Cette méthode est librement inspirée de plein de sources différentes, que j'ai mélangées sans vergogne après les avoir toutes essayées. Je les citerai toutes à la fin du tuto, pour qu'on rende à César ce qui lui appartient.
Introduction
Il existe de nombreux guides de la collimation trouvables sur le net, mais je trouve que la plupart sont inutilisables tels quels. Vous lirez souvent des choses comme "cherchez le disque d'Airy avec un oculaire donnant au miminum 2.5 à 3x de grossissement par rapport au diamètre de votre télescope". Déjà, par un rapide sondage fait sur moi-même, je pense qu'il y a finalement très peu de personnes qui ont réellement vu un disque d'Airy à l'oculaire dans les conditions normales de turbulence en France. On vous dit de chercher à observer ça ...alors que la plupart du temps, une étoile grossie suffisamment ressemble plutôt à ça, en version marteau-piqueur. Allez faire une collimation sérieuse dans ces conditions. Généralement, on s'arrête à l'étape 0, faute de voir ce merveilleux "Airy pattern" très théorique.
On peut aussi s'amuser à acheter une étoile artificielle, la placer à des dizaines de mètres et tenter de collimater de jour. Mais ça fait encore un truc à acheter, et les spécialistes disent que ça ne doit servir qu'à dégrossir (car le tube est horizontal avec l'étoile artificielle, alors que la nuit il sera pointé vers les étoiles).
Le souci principal, hors la turbulence, est que le fameux disque d'Airy est minuscule (et ce d'autant plus que le diamètre du télescope est grand). Thierry Legault, grand maître es-astrophoto, propose de faire apparaître artificiellement un disque d'Airy en diaphragmant largement le télescope. Ca marche, mais uniquement pour comprendre ce que l'on doit chercher à voir, et il est fortement déconseillé de collimater avec ce diaphragme artificiel.
Bref, voici ma méthode locale, qui vaut ce qu'elle vaut, mais va relativement vite et permet d'utiliser un outil moderne, que l'on a tous : une caméra.
Etape 0 : choisir un sens de focus.
Ben oui, ça paraît bête mais ce n'est pas systématiquement indiqué dans les méthodes de collimation.
Comme chacun sait, un SCT (en particulier un Celestron) se focalise par une molette qui fait avancer ou reculer le miroir primaire dans le tube. Comme généralement cette molette est excentrée par rapport au miroir, le fait de changer le focus fait que le miroir fait un angle (minime mais sensible) par rapport au tube. Et cet angle peut mettre complètement la collimation dans les choux.

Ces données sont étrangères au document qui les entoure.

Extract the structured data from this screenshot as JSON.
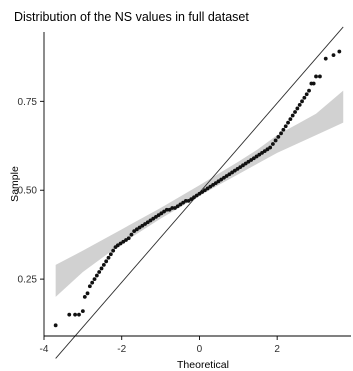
{
  "chart_data": {
    "type": "scatter",
    "title": "Distribution of the NS values in full dataset",
    "xlabel": "Theoretical",
    "ylabel": "Sample",
    "xlim": [
      -4.0,
      3.9
    ],
    "ylim": [
      0.09,
      0.945
    ],
    "x_ticks": [
      {
        "value": -4,
        "label": "-4"
      },
      {
        "value": -2,
        "label": "-2"
      },
      {
        "value": 0,
        "label": "0"
      },
      {
        "value": 2,
        "label": "2"
      }
    ],
    "y_ticks": [
      {
        "value": 0.25,
        "label": "0.25"
      },
      {
        "value": 0.5,
        "label": "0.50"
      },
      {
        "value": 0.75,
        "label": "0.75"
      }
    ],
    "grid": false,
    "reference_line": {
      "slope": 0.126,
      "intercept": 0.493
    },
    "confidence_band": {
      "x": [
        -3.7,
        -3.0,
        -2.5,
        -2.0,
        -1.5,
        -1.0,
        -0.5,
        0.0,
        0.5,
        1.0,
        1.5,
        2.0,
        2.5,
        3.0,
        3.7
      ],
      "lower": [
        0.2,
        0.27,
        0.31,
        0.35,
        0.385,
        0.42,
        0.452,
        0.484,
        0.515,
        0.545,
        0.575,
        0.605,
        0.63,
        0.655,
        0.69
      ],
      "upper": [
        0.29,
        0.33,
        0.36,
        0.39,
        0.42,
        0.45,
        0.482,
        0.514,
        0.547,
        0.58,
        0.615,
        0.655,
        0.685,
        0.715,
        0.78
      ]
    },
    "points": {
      "x": [
        -3.7,
        -3.35,
        -3.2,
        -3.1,
        -3.0,
        -2.95,
        -2.88,
        -2.82,
        -2.76,
        -2.7,
        -2.64,
        -2.58,
        -2.52,
        -2.46,
        -2.4,
        -2.34,
        -2.28,
        -2.22,
        -2.16,
        -2.1,
        -2.03,
        -1.96,
        -1.89,
        -1.82,
        -1.75,
        -1.68,
        -1.61,
        -1.54,
        -1.47,
        -1.4,
        -1.33,
        -1.26,
        -1.19,
        -1.12,
        -1.05,
        -0.98,
        -0.91,
        -0.84,
        -0.77,
        -0.7,
        -0.63,
        -0.56,
        -0.49,
        -0.42,
        -0.35,
        -0.28,
        -0.21,
        -0.14,
        -0.07,
        0.0,
        0.07,
        0.14,
        0.21,
        0.28,
        0.35,
        0.42,
        0.49,
        0.56,
        0.63,
        0.7,
        0.77,
        0.84,
        0.91,
        0.98,
        1.05,
        1.12,
        1.19,
        1.26,
        1.33,
        1.4,
        1.47,
        1.54,
        1.61,
        1.68,
        1.75,
        1.82,
        1.89,
        1.96,
        2.03,
        2.1,
        2.16,
        2.22,
        2.28,
        2.34,
        2.4,
        2.46,
        2.52,
        2.58,
        2.64,
        2.7,
        2.76,
        2.82,
        2.88,
        2.94,
        3.0,
        3.1,
        3.25,
        3.45,
        3.6
      ],
      "y": [
        0.12,
        0.15,
        0.15,
        0.15,
        0.16,
        0.2,
        0.21,
        0.23,
        0.24,
        0.25,
        0.26,
        0.27,
        0.28,
        0.29,
        0.3,
        0.31,
        0.32,
        0.33,
        0.34,
        0.345,
        0.35,
        0.355,
        0.36,
        0.365,
        0.375,
        0.385,
        0.39,
        0.395,
        0.4,
        0.405,
        0.41,
        0.415,
        0.42,
        0.425,
        0.43,
        0.435,
        0.44,
        0.445,
        0.445,
        0.45,
        0.45,
        0.455,
        0.46,
        0.465,
        0.47,
        0.47,
        0.475,
        0.48,
        0.485,
        0.49,
        0.495,
        0.5,
        0.505,
        0.51,
        0.515,
        0.52,
        0.525,
        0.53,
        0.535,
        0.54,
        0.545,
        0.55,
        0.555,
        0.56,
        0.565,
        0.57,
        0.575,
        0.58,
        0.585,
        0.59,
        0.595,
        0.6,
        0.605,
        0.61,
        0.615,
        0.62,
        0.63,
        0.64,
        0.65,
        0.66,
        0.67,
        0.68,
        0.69,
        0.7,
        0.71,
        0.72,
        0.73,
        0.74,
        0.75,
        0.76,
        0.77,
        0.78,
        0.8,
        0.8,
        0.82,
        0.82,
        0.87,
        0.88,
        0.89
      ]
    },
    "colors": {
      "points": "#111111",
      "line": "#2f2f2f",
      "band": "#cfcfcf",
      "axis": "#000000"
    }
  }
}
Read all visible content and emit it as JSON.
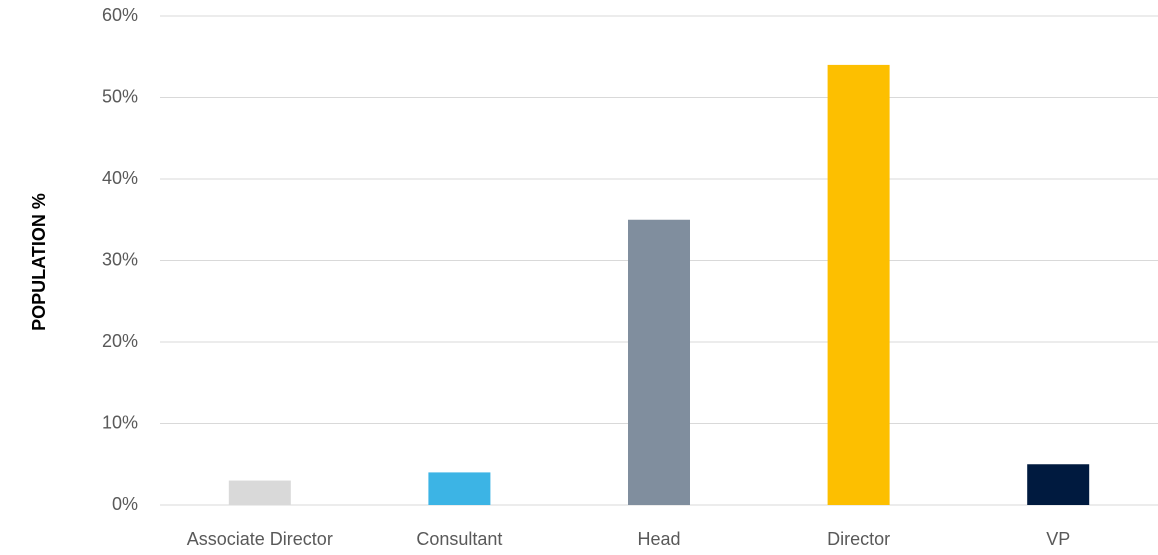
{
  "chart_data": {
    "type": "bar",
    "y_axis_label": "POPULATION %",
    "categories": [
      "Associate Director",
      "Consultant",
      "Head",
      "Director",
      "VP"
    ],
    "values": [
      3,
      4,
      35,
      54,
      5
    ],
    "colors": [
      "#d9d9d9",
      "#3cb4e5",
      "#808e9e",
      "#fdbf00",
      "#001a3f"
    ],
    "ylim": [
      0,
      60
    ],
    "yticks": [
      {
        "value": 0,
        "label": "0%"
      },
      {
        "value": 10,
        "label": "10%"
      },
      {
        "value": 20,
        "label": "20%"
      },
      {
        "value": 30,
        "label": "30%"
      },
      {
        "value": 40,
        "label": "40%"
      },
      {
        "value": 50,
        "label": "50%"
      },
      {
        "value": 60,
        "label": "60%"
      }
    ],
    "grid": true
  }
}
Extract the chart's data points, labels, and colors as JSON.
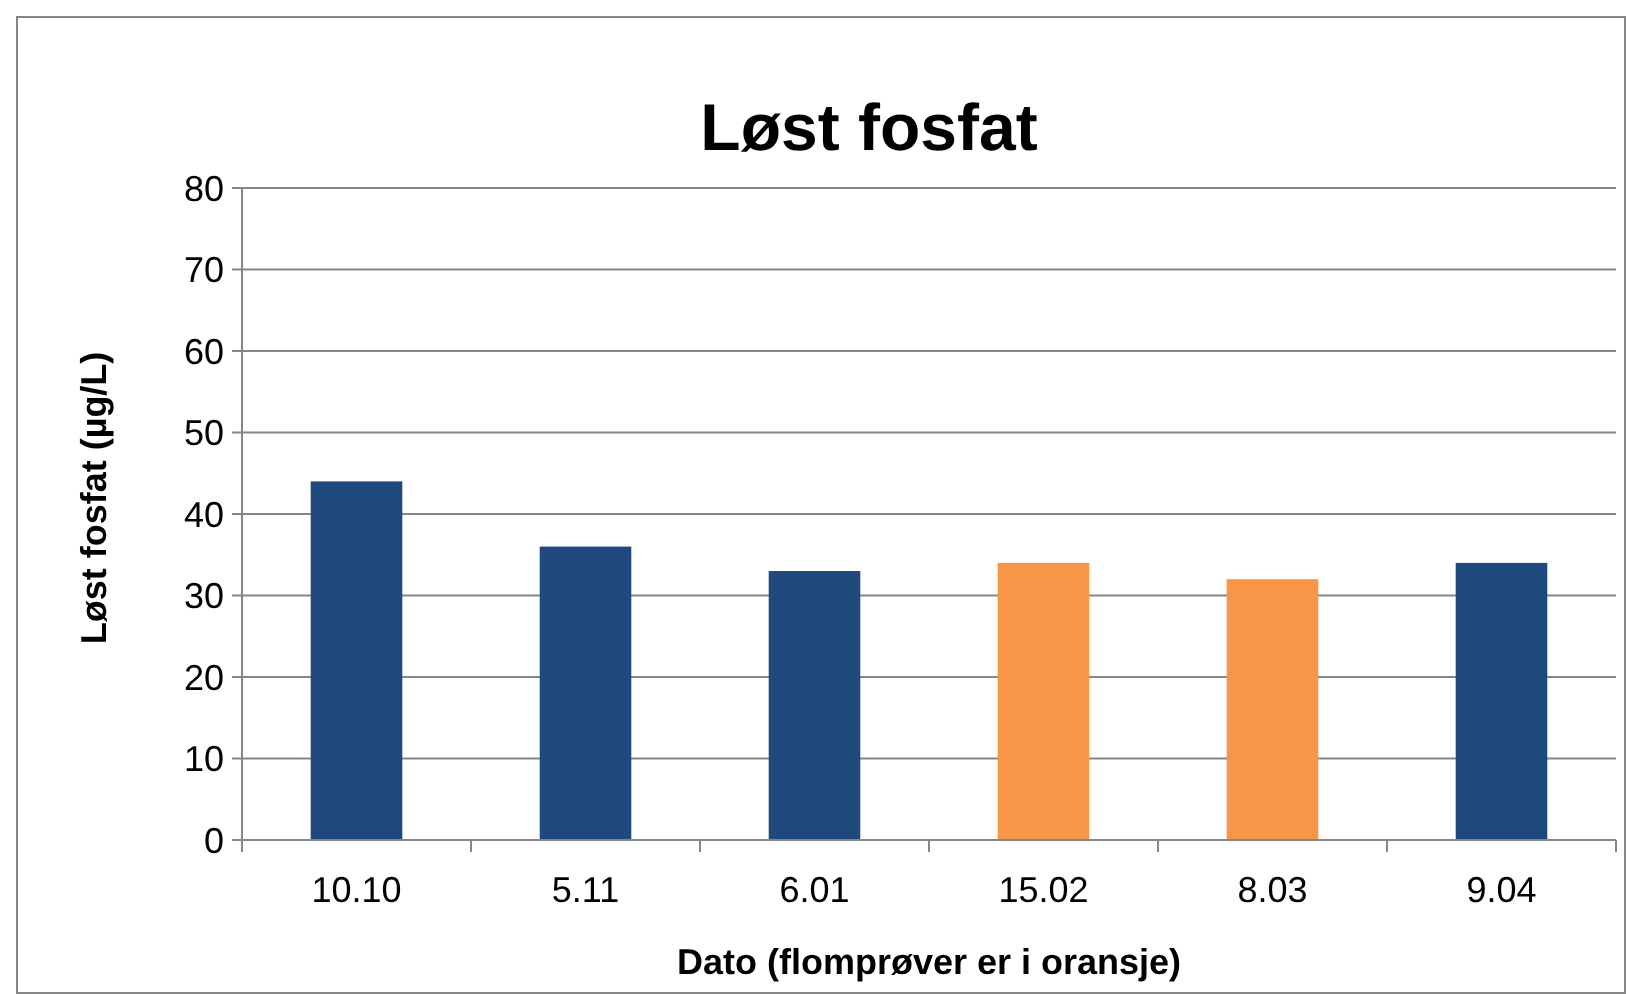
{
  "chart_data": {
    "type": "bar",
    "title": "Løst fosfat",
    "xlabel": "Dato (flomprøver er i oransje)",
    "ylabel": "Løst fosfat (µg/L)",
    "categories": [
      "10.10",
      "5.11",
      "6.01",
      "15.02",
      "8.03",
      "9.04"
    ],
    "values": [
      44,
      36,
      33,
      34,
      32,
      34
    ],
    "colors": [
      "#1f497d",
      "#1f497d",
      "#1f497d",
      "#f79646",
      "#f79646",
      "#1f497d"
    ],
    "ylim": [
      0,
      80
    ],
    "yticks": [
      0,
      10,
      20,
      30,
      40,
      50,
      60,
      70,
      80
    ],
    "grid": "y"
  }
}
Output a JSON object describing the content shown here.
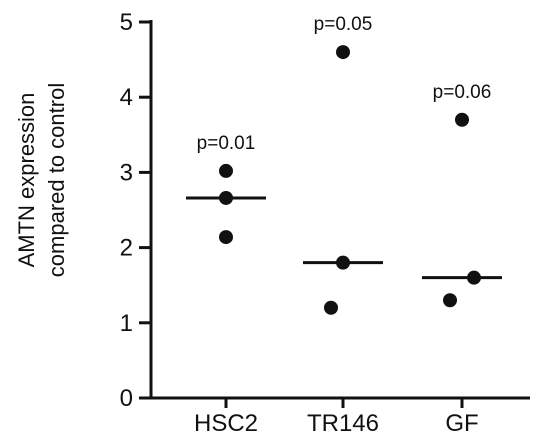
{
  "chart_data": {
    "type": "scatter",
    "title": "",
    "xlabel": "",
    "ylabel_lines": [
      "AMTN expression",
      "compared to control"
    ],
    "ylim": [
      0,
      5
    ],
    "yticks": [
      0,
      1,
      2,
      3,
      4,
      5
    ],
    "categories": [
      "HSC2",
      "TR146",
      "GF"
    ],
    "groups": [
      {
        "category": "HSC2",
        "points": [
          3.02,
          2.66,
          2.14
        ],
        "median": 2.66,
        "pvalue": "p=0.01"
      },
      {
        "category": "TR146",
        "points": [
          4.6,
          1.8,
          1.2
        ],
        "median": 1.8,
        "pvalue": "p=0.05"
      },
      {
        "category": "GF",
        "points": [
          3.7,
          1.6,
          1.3
        ],
        "median": 1.6,
        "pvalue": "p=0.06"
      }
    ],
    "grid": false,
    "legend": "none"
  }
}
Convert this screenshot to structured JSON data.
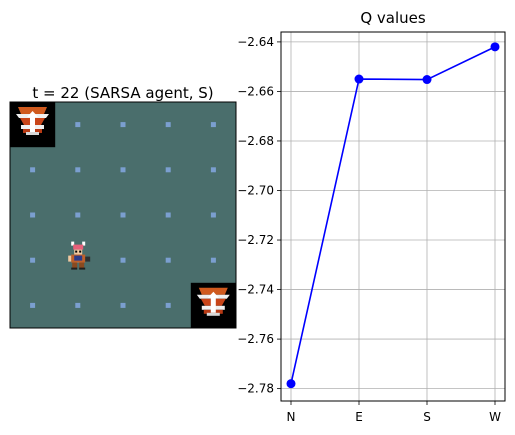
{
  "left_panel": {
    "title": "t = 22 (SARSA agent, S)",
    "grid": {
      "rows": 5,
      "cols": 5
    },
    "board_color": "#4a6e6c",
    "dot_color": "#7b9fd0",
    "agent": {
      "row": 3,
      "col": 1,
      "icon": "knight-sprite-icon"
    },
    "goals": [
      {
        "row": 0,
        "col": 0,
        "icon": "trophy-tile-icon"
      },
      {
        "row": 4,
        "col": 4,
        "icon": "trophy-tile-icon"
      }
    ]
  },
  "chart_data": {
    "type": "line",
    "title": "Q values",
    "categories": [
      "N",
      "E",
      "S",
      "W"
    ],
    "values": [
      -2.778,
      -2.655,
      -2.6552,
      -2.642
    ],
    "ylim": [
      -2.785,
      -2.636
    ],
    "yticks": [
      -2.64,
      -2.66,
      -2.68,
      -2.7,
      -2.72,
      -2.74,
      -2.76,
      -2.78
    ],
    "ytick_labels": [
      "−2.64",
      "−2.66",
      "−2.68",
      "−2.70",
      "−2.72",
      "−2.74",
      "−2.76",
      "−2.78"
    ],
    "grid": true,
    "color": "#0000ff",
    "marker": "circle"
  }
}
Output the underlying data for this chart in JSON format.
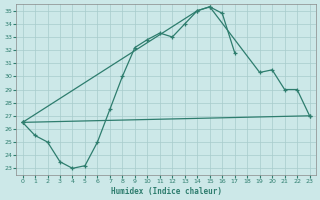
{
  "bg_color": "#cce8e8",
  "line_color": "#2e7d6e",
  "grid_color": "#a8cccc",
  "xlabel": "Humidex (Indice chaleur)",
  "xlabel_color": "#2e7d6e",
  "xlim": [
    -0.5,
    23.5
  ],
  "ylim": [
    22.5,
    35.5
  ],
  "xticks": [
    0,
    1,
    2,
    3,
    4,
    5,
    6,
    7,
    8,
    9,
    10,
    11,
    12,
    13,
    14,
    15,
    16,
    17,
    18,
    19,
    20,
    21,
    22,
    23
  ],
  "yticks": [
    23,
    24,
    25,
    26,
    27,
    28,
    29,
    30,
    31,
    32,
    33,
    34,
    35
  ],
  "line1_x": [
    0,
    1,
    2,
    3,
    4,
    5,
    6,
    7,
    8,
    9,
    10,
    11,
    12,
    13,
    14,
    15,
    16,
    17
  ],
  "line1_y": [
    26.5,
    25.5,
    25.0,
    23.5,
    23.0,
    23.2,
    25.0,
    27.5,
    30.0,
    32.2,
    32.8,
    33.3,
    33.0,
    34.0,
    35.0,
    35.3,
    34.8,
    31.8
  ],
  "line2_x": [
    0,
    14,
    15,
    19,
    20,
    21,
    22,
    23
  ],
  "line2_y": [
    26.5,
    35.0,
    35.3,
    30.3,
    30.5,
    29.0,
    29.0,
    27.0
  ],
  "line3_x": [
    0,
    23
  ],
  "line3_y": [
    26.5,
    27.0
  ],
  "line_lw": 0.9,
  "marker_size": 3.5,
  "marker_ew": 0.9
}
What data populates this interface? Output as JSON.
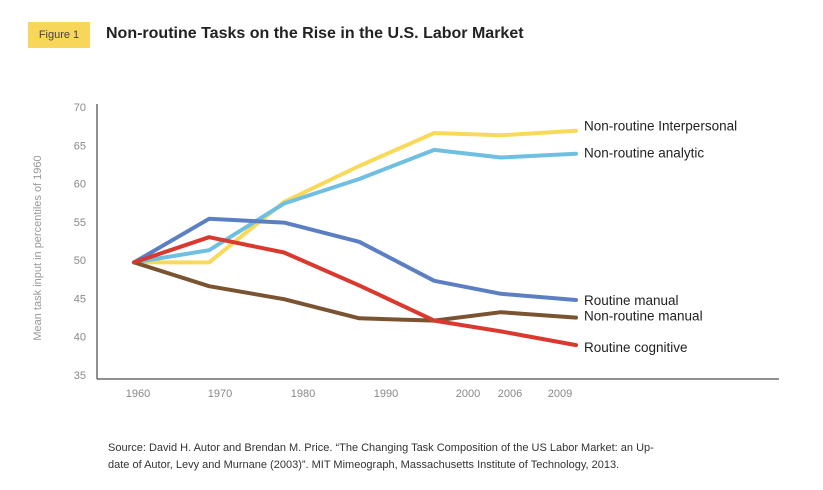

Le pire est à venir : suivant qu'on "pousse" le miroir vers la lame de Schmidt ou qu'on le "tire", le miroir se met dans un angle différent. Et donc la collimation change aussi.
Seule solution, très classique : il faut choisir un sens de focalisation par lequel on finira systématiquement le focus. Le conseil habituel est de se débrouiller pour toujours finir par un mouvement du miroir vers la lame de Schmidt. Pourquoi ? Parce que le miroir sera en équilibre et n'aura plus tendance à bouger quand le tube sera orienté différemment (tant qu'on reste au-dessus de l'horizon bien sûr).
Il faut donc trouver le sens de focus qui donne ce sens de mouvement pour votre télescope. Pour mon C9, c'est dans le sens inverse des aiguilles d'une montre, par exemple. Pour les heureux possesseurs de focuser motorisé Celestron, cela correspond à sens "Out". D'autres marques ou types de télescopes auront un sens contraire, donc méfiance.
Conclusion : quelque soit le focus qu'on cherche à obtenir, toujours terminer par un mouvement de la molette dans le bons sens (anti-horaire ou "out" pour mon C9).
A partir de cette étape, on va essayer de se forcer à finir le focus dans le sens déterminé à l'étape 0.
Etape 1 : dégrossir l'alignement.
Sauf si le SCT est complètement aux fraises, il devrait être possible de faire une collimation approximative. La méthode classique avec un SCT est de pointer une étoile bien brillante (magnitude 1 à 2 max), de la centrer le mieux possible, de lancer le suivi, et de défocaliser (dans un sens ou dans l'autre, peu importe à ce stade). On obtient ce genre de choses avec une caméra sur le télescope. Régler le gain de façon à pouvoir exposer quelques 1/10èmes de seconde, pas plus. Dans l'idéal, l'ombre centrale, qui correspond au miroir secondaire, doit être centrée par rapport au "donut" qui correspond à l'étoile. Ici on aperçoit aussi le câble de ma caméra sortant de l'Hyperstar, mais si vous êtes au foyer normal vous aurez un beau donut.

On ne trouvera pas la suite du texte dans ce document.